CXLV - De ceux qui ne dépendent que des autres causes,
et ce que c'est que la fortune.
Pour les choses qui ne dépendent aucunement de nous, tant bonnes qu'elles puissent être, on ne les doit jamais désirer avec passion, non seulement à cause qu'elles peuvent n'arriver pas, et par ce moyen nous affliger d'autant plus que nous les aurons plus souhaitées, mais principalement à cause qu'en occupant notre pensée elles nous détournent de porter notre affection à d'autres choses dont l'acquisition dépend de nous. Et il y a deux remèdes généraux contre ces vains désirs: le premier est la générosité, de laquelle je parlerai ci-après; le second est que nous devons souvent faire réflexion sur la providence divine, et nous représenter qu'il est impossible qu'aucune chose arrive d'autre façon qu'elle a été déterminée de toute éternité par cette Providence; en sorte qu'elle est comme une fatalité ou une nécessité immuable, qu'il faut opposer à la fortune, pour la détruire comme une chimère qui ne vient que de l'erreur de notre entendement. Car nous ne pouvons désirer que ce que nous estimons en quelque façon être possible, et nous ne pouvons estimer possibles les choses qui ne dépendent point de nous qu'en tant que nous pensons qu'elles dépendent de la fortune, c'est-à-dire que nous jugeons qu'elles peuvent arriver, et qu'il en est arrivé autrefois de semblables.
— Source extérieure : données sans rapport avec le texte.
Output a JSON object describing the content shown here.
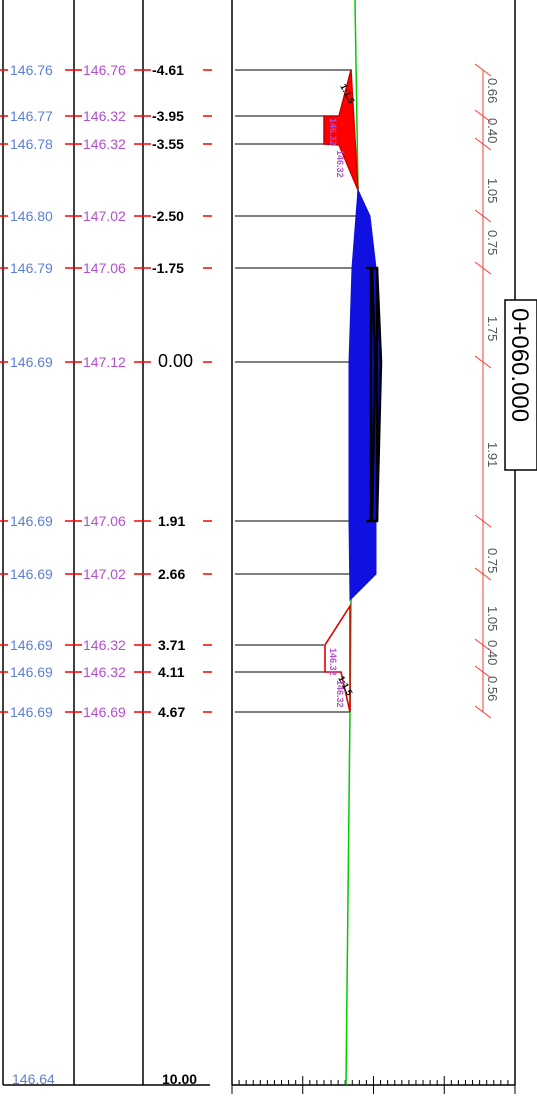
{
  "station": {
    "label": "0+060.000"
  },
  "colors": {
    "existing": "#5b7fd6",
    "design": "#b34fd0",
    "cut_fill": "#ff0000",
    "pavement_fill": "#1010e0",
    "ground": "#00cc00",
    "dimension": "#ff3b30"
  },
  "rows": [
    {
      "existing": "146.76",
      "design": "146.76",
      "offset": "-4.61"
    },
    {
      "existing": "146.77",
      "design": "146.32",
      "offset": "-3.95"
    },
    {
      "existing": "146.78",
      "design": "146.32",
      "offset": "-3.55"
    },
    {
      "existing": "146.80",
      "design": "147.02",
      "offset": "-2.50"
    },
    {
      "existing": "146.79",
      "design": "147.06",
      "offset": "-1.75"
    },
    {
      "existing": "146.69",
      "design": "147.12",
      "offset": "0.00"
    },
    {
      "existing": "146.69",
      "design": "147.06",
      "offset": "1.91"
    },
    {
      "existing": "146.69",
      "design": "147.02",
      "offset": "2.66"
    },
    {
      "existing": "146.69",
      "design": "146.32",
      "offset": "3.71"
    },
    {
      "existing": "146.69",
      "design": "146.32",
      "offset": "4.11"
    },
    {
      "existing": "146.69",
      "design": "146.69",
      "offset": "4.67"
    }
  ],
  "bottom_row": {
    "existing": "146.64",
    "offset": "10.00"
  },
  "dimensions": [
    "0.66",
    "0.40",
    "1.05",
    "0.75",
    "1.75",
    "1.91",
    "0.75",
    "1.05",
    "0.40",
    "0.56"
  ],
  "slope_labels": {
    "left": "1:1.5",
    "right": "1:1.5"
  },
  "ditch_labels": {
    "left_a": "146.32",
    "left_b": "146.32",
    "right_a": "146.32",
    "right_b": "146.32"
  }
}
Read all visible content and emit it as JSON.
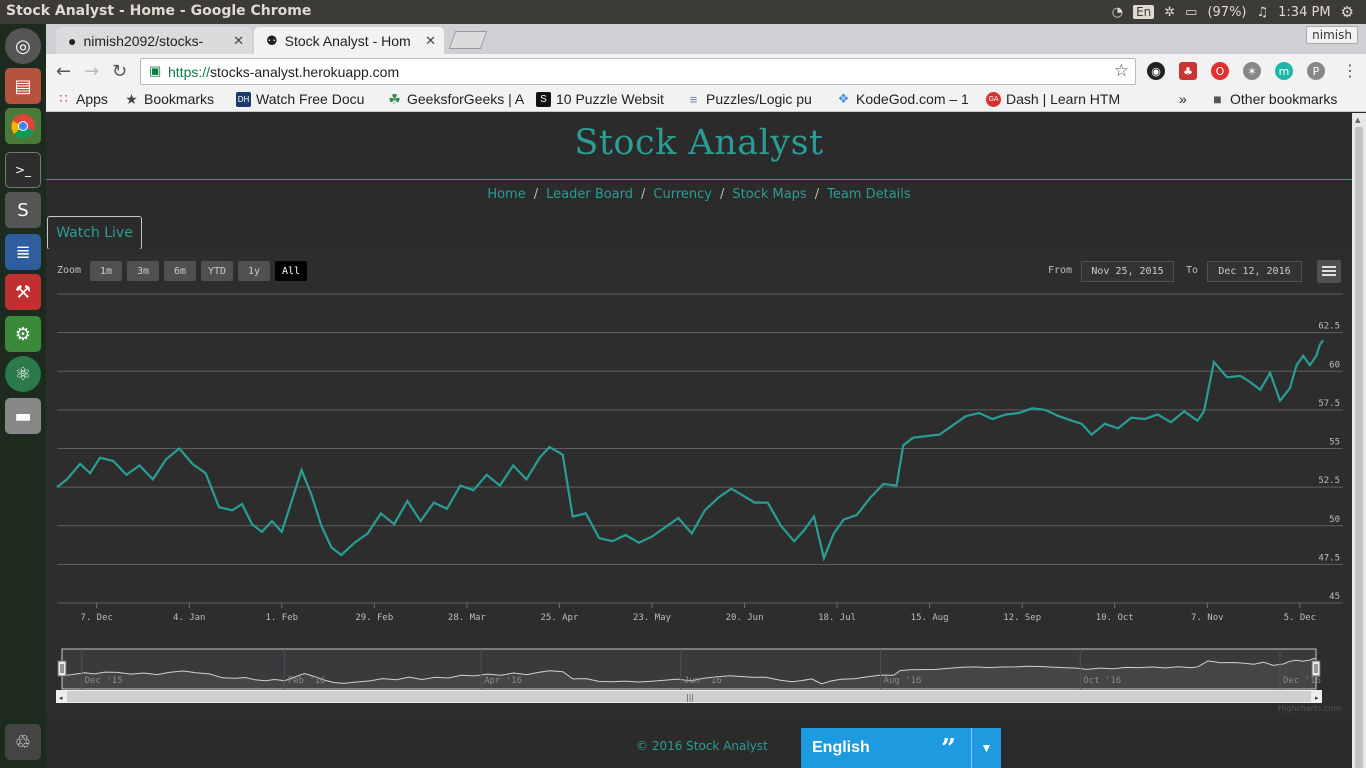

Or cette opinion n'est fondée que sur ce que nous ne connaissons pas toutes les choses qui contribuent à chaque effet; car lorsqu'une chose que nous avons estimée dépendre de la fortune, n'arrive pas, cela témoigne que quelqu'une des causes qui étaient nécessaires pour la produire a manqué, et par conséquent qu'elle était absolument impossible, et qu'il n'en est jamais arrivé de semblable, c'est-à-dire à la production de laquelle une pareille cause ait aussi manqué; en sorte que si nous n'eussions point ignoré cela auparavant, nous ne l'eussions jamais estimée possible, ni par conséquent ne l'eussions désirée.